On changing the budget to pay for what Occupy L.A. cost the city:
"That was a challenge, and that's why I said it wasn't sustainable for [protesters] to be there forever."
"We were very lucky for a couple of reasons: One, our officers conducted themselves in a way that was a model for the nation. If I've heard once, I've heard 50 times the acknowledgment that L.A. did it differently from virtually every other city in the country. We worked with the protesters, we respected their freedom of speech, their right to protest."
"The cost that isn't calculated in other cities is going to be the lawsuit cost. There will be lawsuits as a result of some of the confrontations that we saw across the country, and here in L.A. we didn't see that kind of violence."
"This was a unique event. It had global implications, it was part of something much bigger than L.A. or Wall Street, frankly. There's a lot of frustration out there, when there's so many people out of work, when so many people are feeling like they're not able to make ends meet and they're losing that middle class dream. Frankly, I feel like we did it about as good as we could have."
On increasing LAPD officer numbers to 10,000:
"We're going to keep it at 9,963 for now. I hope one day that we'll grow our police department to a level that meets the needs of 4 million."
"I'd like to drive [crime rates] down further and we need more officers to do that. But we also need services and jobs, and we need to provide a safety net for people. We need to focus on education and giving people the skills they need to be successful, and you can't just do that with law enforcement."
On increasing funding for the Los Angeles Police Department:
"Absolutely. When we had a spate of violence in a part of the city recently, in another era the police would have said, 'We need more money for cops.' Instead, they said we need to keep hiring at the level that we're at now, but we also need more intervention workers, more folks focused on reducing gang violence.'"
On the number of gang-related murders:
"More than half the homicides are gang-related, but gang-related crimes are down. We saw a 15 percent decrease in gang-related crimes, a 9 percent decrease in gang-related shots fired and a 4.9 percent decrease in gang-related victims shot."
On why crime has continued to decline for nine years in a row:
"It has everything to do with the fact that we're growing our police department. We're focused on community policing, we collaborate with the county Sheriff's Department ... and, very importantly, our anti-gang efforts, our gang reduction and youth development program is a best practice around the country."
On the impact of budget reductions at fire stations:
"What we've seen is that we're doing more with less. I've said from the beginning that none of us want to reduce services of any kind."
"We're still facing a structural deficit of $250 million, but we haven't raised taxes, and we've, for the most part, provided services at the level that we have in the past."

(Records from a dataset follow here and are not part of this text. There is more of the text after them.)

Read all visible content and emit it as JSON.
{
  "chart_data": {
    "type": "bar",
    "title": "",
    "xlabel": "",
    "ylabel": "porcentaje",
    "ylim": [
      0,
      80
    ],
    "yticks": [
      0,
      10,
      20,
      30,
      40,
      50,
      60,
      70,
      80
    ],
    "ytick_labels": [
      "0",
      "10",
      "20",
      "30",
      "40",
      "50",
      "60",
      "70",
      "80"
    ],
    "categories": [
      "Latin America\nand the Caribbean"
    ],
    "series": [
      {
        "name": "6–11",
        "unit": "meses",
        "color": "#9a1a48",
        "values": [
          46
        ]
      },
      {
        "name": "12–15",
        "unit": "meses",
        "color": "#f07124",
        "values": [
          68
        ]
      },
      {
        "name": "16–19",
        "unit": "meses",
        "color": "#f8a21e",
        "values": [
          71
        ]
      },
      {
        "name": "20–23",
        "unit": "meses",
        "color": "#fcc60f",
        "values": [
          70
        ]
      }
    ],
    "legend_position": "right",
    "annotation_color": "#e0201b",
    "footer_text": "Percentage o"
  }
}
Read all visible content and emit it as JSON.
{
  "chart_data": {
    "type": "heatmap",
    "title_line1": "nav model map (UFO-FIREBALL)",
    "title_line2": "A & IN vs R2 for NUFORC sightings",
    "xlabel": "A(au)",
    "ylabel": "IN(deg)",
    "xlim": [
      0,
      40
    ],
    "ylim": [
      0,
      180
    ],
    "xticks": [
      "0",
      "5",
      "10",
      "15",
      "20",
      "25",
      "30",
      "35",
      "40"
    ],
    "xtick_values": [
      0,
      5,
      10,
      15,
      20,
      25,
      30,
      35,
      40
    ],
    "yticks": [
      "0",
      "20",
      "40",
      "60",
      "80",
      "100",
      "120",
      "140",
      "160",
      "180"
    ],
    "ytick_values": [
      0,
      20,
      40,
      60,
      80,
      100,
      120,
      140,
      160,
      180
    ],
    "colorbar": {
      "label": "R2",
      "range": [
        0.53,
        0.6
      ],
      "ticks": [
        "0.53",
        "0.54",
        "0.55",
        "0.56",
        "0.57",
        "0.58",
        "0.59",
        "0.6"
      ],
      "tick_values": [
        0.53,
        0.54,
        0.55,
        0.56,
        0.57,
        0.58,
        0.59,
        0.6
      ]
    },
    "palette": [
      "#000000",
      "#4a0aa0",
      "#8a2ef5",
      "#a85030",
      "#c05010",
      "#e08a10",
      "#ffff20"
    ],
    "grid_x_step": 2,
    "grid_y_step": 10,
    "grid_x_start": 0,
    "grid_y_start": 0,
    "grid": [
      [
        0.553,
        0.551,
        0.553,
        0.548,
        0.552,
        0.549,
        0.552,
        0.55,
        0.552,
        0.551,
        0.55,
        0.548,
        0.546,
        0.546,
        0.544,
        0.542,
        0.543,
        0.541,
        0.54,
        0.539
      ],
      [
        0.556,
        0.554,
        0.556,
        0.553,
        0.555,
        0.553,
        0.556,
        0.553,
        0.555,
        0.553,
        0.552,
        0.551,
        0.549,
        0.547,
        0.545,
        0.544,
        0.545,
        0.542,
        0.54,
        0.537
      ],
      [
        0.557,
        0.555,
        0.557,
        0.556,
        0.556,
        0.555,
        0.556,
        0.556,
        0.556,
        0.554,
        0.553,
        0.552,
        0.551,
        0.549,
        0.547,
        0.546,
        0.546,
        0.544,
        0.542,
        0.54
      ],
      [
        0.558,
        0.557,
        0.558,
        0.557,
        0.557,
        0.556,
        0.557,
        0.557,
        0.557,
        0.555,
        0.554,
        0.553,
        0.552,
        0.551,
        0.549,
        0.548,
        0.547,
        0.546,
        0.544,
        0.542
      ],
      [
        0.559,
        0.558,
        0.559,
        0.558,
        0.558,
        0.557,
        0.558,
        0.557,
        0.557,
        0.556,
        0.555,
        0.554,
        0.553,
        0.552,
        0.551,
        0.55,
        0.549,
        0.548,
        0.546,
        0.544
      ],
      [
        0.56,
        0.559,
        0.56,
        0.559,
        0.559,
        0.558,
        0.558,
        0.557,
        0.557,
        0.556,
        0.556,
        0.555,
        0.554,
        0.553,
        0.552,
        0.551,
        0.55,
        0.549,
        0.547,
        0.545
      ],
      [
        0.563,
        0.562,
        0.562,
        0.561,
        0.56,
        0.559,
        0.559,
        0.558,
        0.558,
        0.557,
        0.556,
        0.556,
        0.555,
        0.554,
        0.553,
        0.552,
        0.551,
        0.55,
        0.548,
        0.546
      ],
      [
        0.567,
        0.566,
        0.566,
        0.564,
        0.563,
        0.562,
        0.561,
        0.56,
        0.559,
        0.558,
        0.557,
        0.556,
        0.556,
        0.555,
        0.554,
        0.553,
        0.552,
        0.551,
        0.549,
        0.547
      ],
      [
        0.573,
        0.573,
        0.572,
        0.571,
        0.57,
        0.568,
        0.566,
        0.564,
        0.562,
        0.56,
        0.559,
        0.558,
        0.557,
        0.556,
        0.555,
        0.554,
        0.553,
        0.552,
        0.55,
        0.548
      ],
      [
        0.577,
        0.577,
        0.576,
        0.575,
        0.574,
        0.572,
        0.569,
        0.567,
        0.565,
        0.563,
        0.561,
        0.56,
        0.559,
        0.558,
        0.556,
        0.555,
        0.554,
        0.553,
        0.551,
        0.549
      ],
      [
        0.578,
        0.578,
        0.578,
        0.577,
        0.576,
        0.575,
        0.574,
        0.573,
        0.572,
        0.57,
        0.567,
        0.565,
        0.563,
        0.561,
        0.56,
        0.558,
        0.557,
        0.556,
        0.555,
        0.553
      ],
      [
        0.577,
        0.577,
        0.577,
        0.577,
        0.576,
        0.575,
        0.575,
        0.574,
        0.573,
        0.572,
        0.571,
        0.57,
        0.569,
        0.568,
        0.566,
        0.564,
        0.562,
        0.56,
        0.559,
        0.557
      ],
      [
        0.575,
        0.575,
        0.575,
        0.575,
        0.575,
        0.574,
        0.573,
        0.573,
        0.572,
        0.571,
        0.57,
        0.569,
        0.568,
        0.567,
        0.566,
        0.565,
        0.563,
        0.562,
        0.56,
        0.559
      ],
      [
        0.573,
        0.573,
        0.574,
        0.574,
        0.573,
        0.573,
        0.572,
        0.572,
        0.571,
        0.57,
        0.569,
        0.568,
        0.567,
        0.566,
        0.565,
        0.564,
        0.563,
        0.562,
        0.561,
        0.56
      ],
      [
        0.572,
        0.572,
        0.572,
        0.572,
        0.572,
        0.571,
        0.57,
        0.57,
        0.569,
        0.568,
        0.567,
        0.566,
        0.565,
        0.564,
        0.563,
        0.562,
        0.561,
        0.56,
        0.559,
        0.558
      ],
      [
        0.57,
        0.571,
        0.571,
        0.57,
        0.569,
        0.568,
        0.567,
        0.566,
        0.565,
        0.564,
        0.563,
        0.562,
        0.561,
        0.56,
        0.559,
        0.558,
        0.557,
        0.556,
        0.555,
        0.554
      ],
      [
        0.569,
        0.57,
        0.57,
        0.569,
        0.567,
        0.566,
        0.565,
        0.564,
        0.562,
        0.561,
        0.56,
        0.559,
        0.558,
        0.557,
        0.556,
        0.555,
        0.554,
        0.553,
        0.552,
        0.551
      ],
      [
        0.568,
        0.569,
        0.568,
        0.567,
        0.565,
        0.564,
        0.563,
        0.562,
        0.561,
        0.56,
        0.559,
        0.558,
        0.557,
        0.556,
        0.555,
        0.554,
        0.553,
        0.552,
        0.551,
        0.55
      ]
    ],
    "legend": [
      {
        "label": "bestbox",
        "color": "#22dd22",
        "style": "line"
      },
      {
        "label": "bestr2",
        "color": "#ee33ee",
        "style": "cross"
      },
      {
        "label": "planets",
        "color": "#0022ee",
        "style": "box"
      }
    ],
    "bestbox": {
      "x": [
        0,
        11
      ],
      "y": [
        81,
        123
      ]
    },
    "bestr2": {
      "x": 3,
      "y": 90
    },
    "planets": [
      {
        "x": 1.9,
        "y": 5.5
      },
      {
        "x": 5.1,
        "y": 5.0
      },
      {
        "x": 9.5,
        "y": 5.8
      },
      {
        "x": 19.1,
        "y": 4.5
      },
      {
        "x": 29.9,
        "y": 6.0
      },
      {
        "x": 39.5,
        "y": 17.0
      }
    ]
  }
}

"About 85 percent of [emergency] calls are for ambulances, and not for fires. So we beefed up our ambulances and cut the number of fire trucks that we have deployed on any given day."
On other statistics:
"In addition to crime overall, we also reported that at LAX there's a 27 percent decrease in crime. Our fire department, they have a 48 percent lower rate of fatalities and injuries in other major cities. We had a great year in 2011, and it's good news for 2012. But everybody wants to know what we're going to do to decrease and reduce crime even further, and that's our charge."